Miesięcznik Murator ONLINE

Skocz do zawartości

Koniczynka Kasi i Marcina - komentarze


Recommended Posts

  • Odpowiedzi 656
  • Utworzony
  • Ostatnia odpowiedź

Najaktywniejsi w wątku

No właśnie ja zawsze miałam okno i jakoś mi to tak właśnie dziwnie....

Przepraszam może za dziwne pytanie ale jak ktoś całe życie mógł po prysznicu (i nie tylko :-) ) szybciutko wywietrzyć albo jak było gorąco poczuć pod prysznicem lekki wiaterek z uchylonego okna to pytanie wcale nie jest takie już dziwne.

Ale ten co nigdy okna nie miał to mu go nie będzie brakować.

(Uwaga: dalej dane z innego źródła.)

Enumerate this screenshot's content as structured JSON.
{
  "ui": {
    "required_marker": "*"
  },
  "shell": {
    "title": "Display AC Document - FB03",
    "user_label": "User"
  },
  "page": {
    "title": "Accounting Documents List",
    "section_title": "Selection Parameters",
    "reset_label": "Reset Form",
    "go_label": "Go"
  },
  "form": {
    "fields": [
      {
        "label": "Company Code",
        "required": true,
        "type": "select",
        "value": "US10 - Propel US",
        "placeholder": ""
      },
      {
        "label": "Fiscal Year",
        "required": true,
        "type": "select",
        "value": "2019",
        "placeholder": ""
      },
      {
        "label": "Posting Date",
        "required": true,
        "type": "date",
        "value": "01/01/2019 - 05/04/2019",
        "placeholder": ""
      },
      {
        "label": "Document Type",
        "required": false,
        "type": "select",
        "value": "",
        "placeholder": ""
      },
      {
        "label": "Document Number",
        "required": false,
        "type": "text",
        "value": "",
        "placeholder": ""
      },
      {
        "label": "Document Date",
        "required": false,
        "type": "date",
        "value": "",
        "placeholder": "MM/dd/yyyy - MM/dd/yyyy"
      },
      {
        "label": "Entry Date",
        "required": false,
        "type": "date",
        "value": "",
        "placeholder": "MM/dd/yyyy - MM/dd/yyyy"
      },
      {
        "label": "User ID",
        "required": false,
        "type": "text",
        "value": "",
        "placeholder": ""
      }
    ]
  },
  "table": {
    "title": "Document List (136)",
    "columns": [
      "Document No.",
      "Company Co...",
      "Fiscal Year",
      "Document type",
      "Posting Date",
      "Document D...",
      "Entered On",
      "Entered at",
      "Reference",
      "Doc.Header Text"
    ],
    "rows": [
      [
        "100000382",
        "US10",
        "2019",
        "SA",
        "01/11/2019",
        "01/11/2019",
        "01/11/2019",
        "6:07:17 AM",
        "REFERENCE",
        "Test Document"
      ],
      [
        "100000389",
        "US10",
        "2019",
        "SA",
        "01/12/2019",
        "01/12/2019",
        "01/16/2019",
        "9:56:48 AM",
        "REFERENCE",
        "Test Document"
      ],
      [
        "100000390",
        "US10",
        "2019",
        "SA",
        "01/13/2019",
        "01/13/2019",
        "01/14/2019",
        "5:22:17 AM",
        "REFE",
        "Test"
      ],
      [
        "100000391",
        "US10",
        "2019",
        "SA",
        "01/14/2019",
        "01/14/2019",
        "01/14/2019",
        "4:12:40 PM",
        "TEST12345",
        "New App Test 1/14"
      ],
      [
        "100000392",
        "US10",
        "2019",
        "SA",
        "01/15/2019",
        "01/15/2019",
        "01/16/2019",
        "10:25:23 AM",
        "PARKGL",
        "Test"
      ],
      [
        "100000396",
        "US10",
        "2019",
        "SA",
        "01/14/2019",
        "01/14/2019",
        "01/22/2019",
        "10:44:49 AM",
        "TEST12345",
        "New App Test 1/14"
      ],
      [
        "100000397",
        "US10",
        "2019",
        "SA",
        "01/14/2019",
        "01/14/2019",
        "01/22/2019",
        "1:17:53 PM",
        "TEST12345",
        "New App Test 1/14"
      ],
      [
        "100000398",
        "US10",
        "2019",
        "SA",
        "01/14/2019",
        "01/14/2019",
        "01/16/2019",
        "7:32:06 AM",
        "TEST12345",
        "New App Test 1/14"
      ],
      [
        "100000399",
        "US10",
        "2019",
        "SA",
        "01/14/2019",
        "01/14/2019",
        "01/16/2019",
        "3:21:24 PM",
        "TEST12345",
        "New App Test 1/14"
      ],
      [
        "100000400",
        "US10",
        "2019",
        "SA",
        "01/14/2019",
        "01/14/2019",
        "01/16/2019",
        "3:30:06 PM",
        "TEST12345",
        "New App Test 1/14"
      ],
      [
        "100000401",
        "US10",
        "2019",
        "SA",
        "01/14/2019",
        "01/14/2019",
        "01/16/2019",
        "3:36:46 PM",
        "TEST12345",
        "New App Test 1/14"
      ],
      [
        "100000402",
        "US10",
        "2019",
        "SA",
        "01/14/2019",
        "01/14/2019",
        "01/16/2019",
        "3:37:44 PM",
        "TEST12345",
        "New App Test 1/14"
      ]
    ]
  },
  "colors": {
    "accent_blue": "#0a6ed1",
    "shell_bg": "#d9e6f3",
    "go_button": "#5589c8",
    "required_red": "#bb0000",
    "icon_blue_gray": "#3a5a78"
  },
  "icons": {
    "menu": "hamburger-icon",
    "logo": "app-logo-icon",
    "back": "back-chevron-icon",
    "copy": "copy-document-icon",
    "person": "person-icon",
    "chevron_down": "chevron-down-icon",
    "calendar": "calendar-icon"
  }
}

A dlatego pytam, bo mam problem ze ścianką działową w łazience/kotłowni i musiałabym albo najlepiej okna się pozbyć albo zrobić je jako małą szpareczkę- wąskie bardzo, a że bardzo mi się Twoja łazienka spodobała do dało mi do myslenia......

Pozdrawiam

Odnośnik do komentarza
Udostępnij na innych stronach

Ja bym zlikwidowała okno - moze i lepiej wyciągać parę po kąpieli oknem niz tak jak u mnie wentylatorem, ale weź otwórz okno tak jak dzisiaj - 16'C za oknem. Poza tym w koniczynce i tak jest za dużo okien do mycia - po co Ci jeszcze jedno - uwierz i tak bedziesz miała co robić :) Trzeba tez pamiętac o zasłanianiu okna na czas kąpieli, bo inaczej sąsiad będzie miał ciekawy widok :) No ale ja okna w łazience nie miałam, może dlatego dla mnie to byłby problem przynajmniej na początku :)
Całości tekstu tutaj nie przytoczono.